Guy Debord |
« J’ai
observé que la plupart de ceux qui ont laissé des Mémoires ne nous ont bien
montré leurs mauvaises actions ou leurs penchants que quand, par hasard, ils
les ont pris pour des prouesses ou de bons instincts, ce qui est arrivé quelquefois. »
Alexis de
Tocqueville, Souvenirs.
Après les circonstances que je viens de rappeler, ce qui a
sans nul doute marqué ma vie entière, ce fut l’habitude de boire, acquise vite.
Les vins, les alcools et les bières ; les moments où certains d’entre eux
s’imposaient et les moments où ils revenaient, ont tracé le cours principal et
les méandres des journées, des semaines, des années. Deux ou trois autres passions
que je dirai, ont tenu à peu près continuellement une grande place dans cette
vie. Mais celle-là a été la plus constante et la plus présente. Dans le petit
nombre des choses qui m’ont plu, et que j’ai su bien faire, ce qu’assurément j’ai
su faire le mieux, c’est boire. Quoique ayant beaucoup lu, j’ai bu davantage. J’ai
écrit beaucoup moins que la plupart des gens qui écrivent ; mais j’ai bu beaucoup
plus que la plupart des gens qui boivent. Je peux me compter parmi ceux dont
Baltasar Gracian, pensant à une élite discernable parmi les seuls Allemands –
mais ici très injuste au détriment des Français, comme je pense l’avoir montré –,
pouvait dire : « Il y en a qui ne se sont saoulés qu’une seule fois,
mais elle leur a duré toute la vie. »
Je suis d’ailleurs un peu surpris, moi qui ai dû lire si
fréquemment, à mon propos, les plus extravagantes calomnies ou de très injustes
critiques, de voir qu’en somme trente ans, et davantage, se sont écoulés sans
que jamais un mécontent ne fasse état de mon ivrognerie comme d’un argument, au
moins implicite, contre mes idées scandaleuses ; à la seule exception, d’ailleurs
tardive, d’un écrit de quelques jeunes drogués en Angleterre, qui révélait vers
1980 que j’étais désormais abruti par l’alcool, et que j’avais donc cessé de
nuire. Je n’ai pas un instant songé à dissimuler ce côté peut-être contestable
de ma personnalité, et il a été hors de doute pour tous ceux qui m’ont
rencontré plus d’une ou deux fois. Je peux même noter qu’il m’a suffi en chaque
occasion d’assez peu de jours pour être grandement estimé, à Venise comme à
Cadix, et à Hambourg comme à Lisbonne, par les gens que j’ai connus rien qu’en
fréquentant certains cafés.
J’ai d’abord aimé, comme tout le monde, l’effet de la légère
ivresse, puis très bientôt j’ai aimé ce qui est au-delà de la violente ivresse,
quand on a franchi ce stade : une paix magnifique et terrible, le vrai
goût du passage du temps. Quoique n’en laissant paraître peut-être, durant les
premières décennies, que des signes légers une ou deux fois par semaine, c’est
un fait que j’ai été continuellement ivre tout au long de périodes de plusieurs
mois ; et encore, le reste du temps, avais-je beaucoup bu.

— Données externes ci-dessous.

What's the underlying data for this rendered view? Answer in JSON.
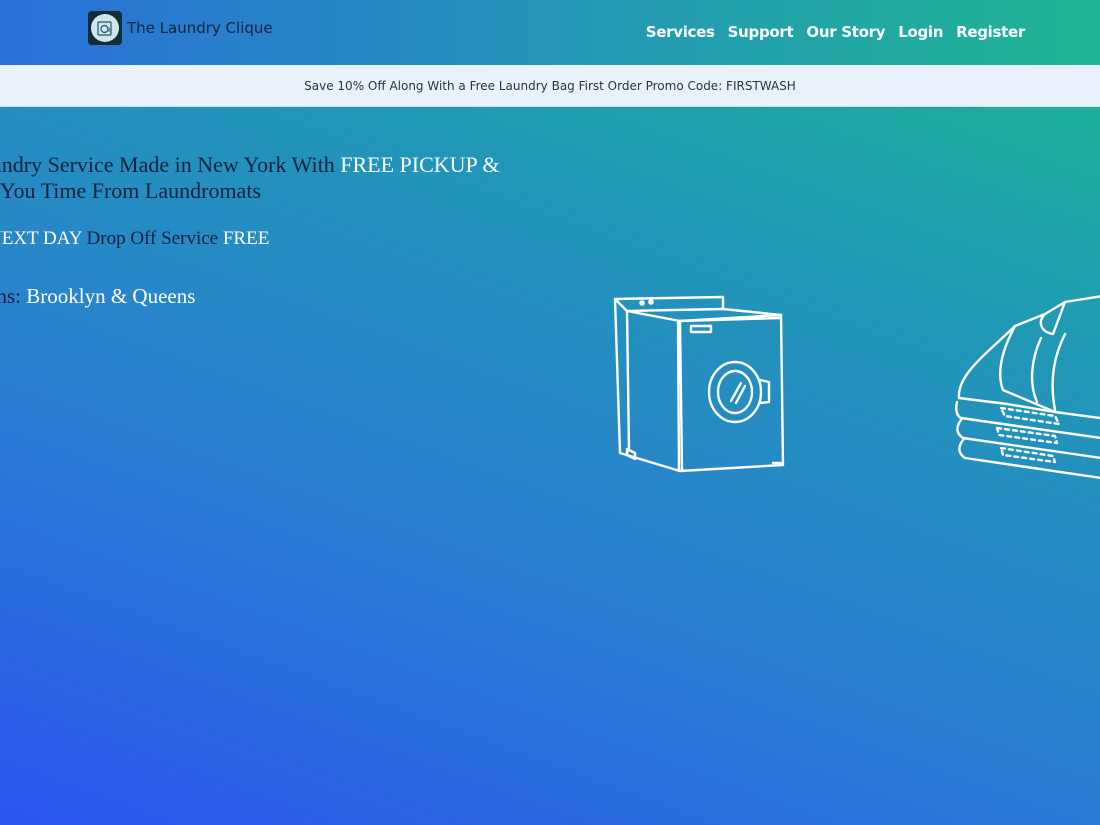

Un air de désordre, dans la grande variété des bouteilles
vidées, reste tout de même susceptible d’un classement a posteriori. Je
peux d’abord distinguer entre les boissons que j’ai bues dans leurs pays d’origine,
et celles que j’ai bues à Paris ; mais on trouvait presque tout à boire dans
le Paris du milieu du siècle. Partout, les lieux peuvent se subdiviser
simplement entre ce que je buvais chez moi ; ou chez des amis ; ou
dans les cafés, les caves, les bars, les restaurants ; ou dans les rues,
notamment aux terrasses.
Les heures et leurs conditions changeantes tiennent presque
toujours un rôle déterminant dans le renouvellement nécessaire des moments d’une
beuverie, et chacune d’elles apporte sa raisonnable préférence entre les
possibilités qui s’offrent. Il y a ce que l’on boit le matin, et assez
longuement ce fut l’instant des bières. Dans Rue de la sardine, un
personnage dont on peut voir qu’il est un connaisseur professe que « rien
n’est meilleur que la bière le matin ». Mais souvent il m’a fallu, dès le
réveil, de la vodka de Russie. Il y a ce que l’on boit aux repas, et durant les
après-midis qui s’étendent entre eux. Il y a le vin des nuits, avec leurs alcools,
et après eux les bières sont encore plaisantes ; car alors la bière donne
soif. Il y a ce que l’on boit à la fin des nuits, au moment où le jour
recommence. On conçoit que tout cela m’a laissé bien peu de temps pour écrire,
et c’est justement ce qui convient : l’écriture doit rester rare, puisque
avant de trouver l’excellent il faut avoir bu longtemps.